Bailey’s Elementary holds a Digital Citizenship Week each year using Common Sense Media’s characters. Each student may dress in the color of one of the body parts, which then correlates to a specific practice or habit. For example, on the day of Arms, students can wear green and practice healthy habits around tech. In this instance, ‘Arms’ can put away digital devices when screen time is up. Sandrowicz tells students, “we have to put the device away, just like arms do,” when students need to return computers to their designated location in the classroom.
The role of AI in digital citizenship
Young students should also be learning about AI in age-appropriate ways, said Davis.
“In the early years, it’s more about [how] not everything is generated by a human, and how can we detect that,” she said.
At Henry P. Clough School in Mendon, Mass., K-4 students are also learning digital citizenship skills. Principal Liz Garden brings in a representative from the school’s district attorney’s office every year to talk to students about cyberbullying. In more recent years, these conversations have expanded to cover AI, she said.
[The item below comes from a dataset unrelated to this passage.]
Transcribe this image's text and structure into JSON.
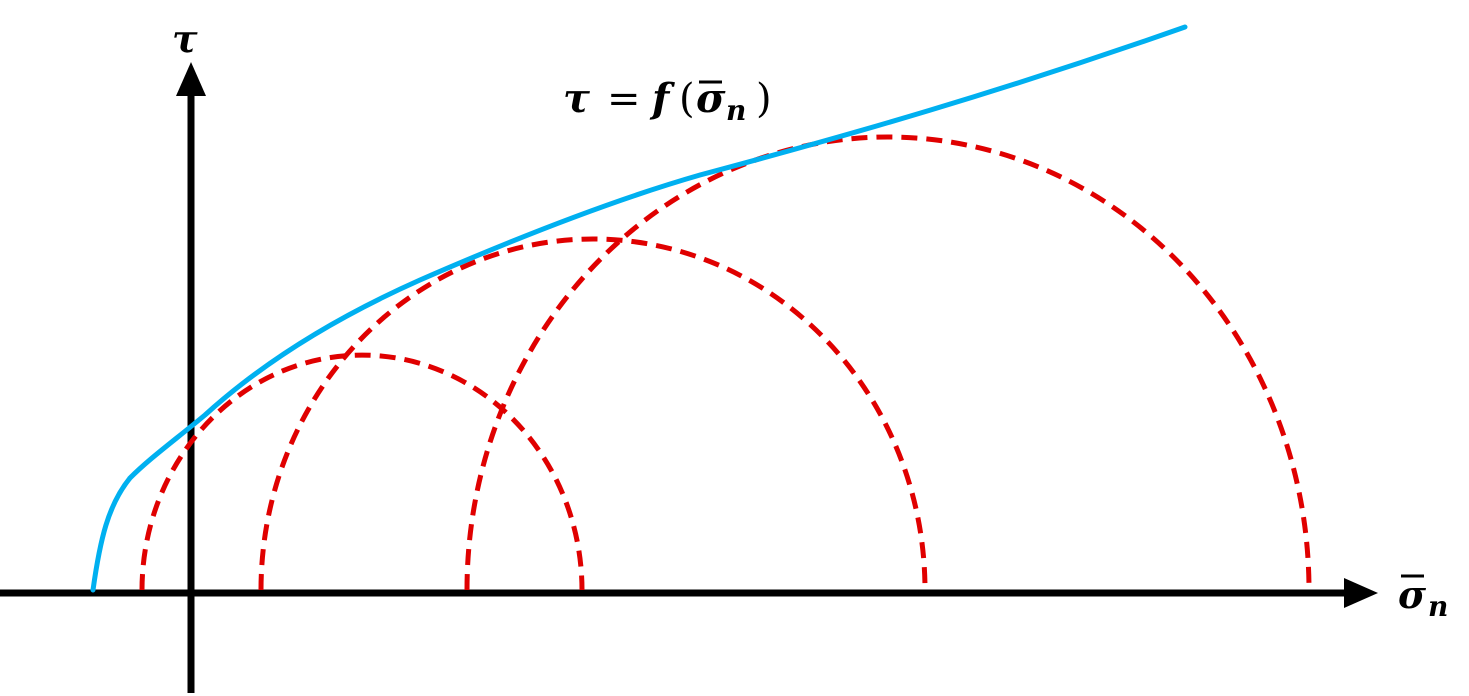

For example, students learn about AI-generated images and how to tell them apart from real ones. For kids to realize that not everything they see online is an “actual real thing” is really “eye-opening” for them, said Garden.
Garden said students are coming into preschool and kindergarten already being “online and exposed to different apps,” so schools can’t afford to wait to address these topics with them.
“When I was in the 2nd grade, my world was so small,” said Garden. “Now my own children and my students, their worlds are huge, and it can be a great thing, but it also can be an overwhelming and scary thing as well,” she said.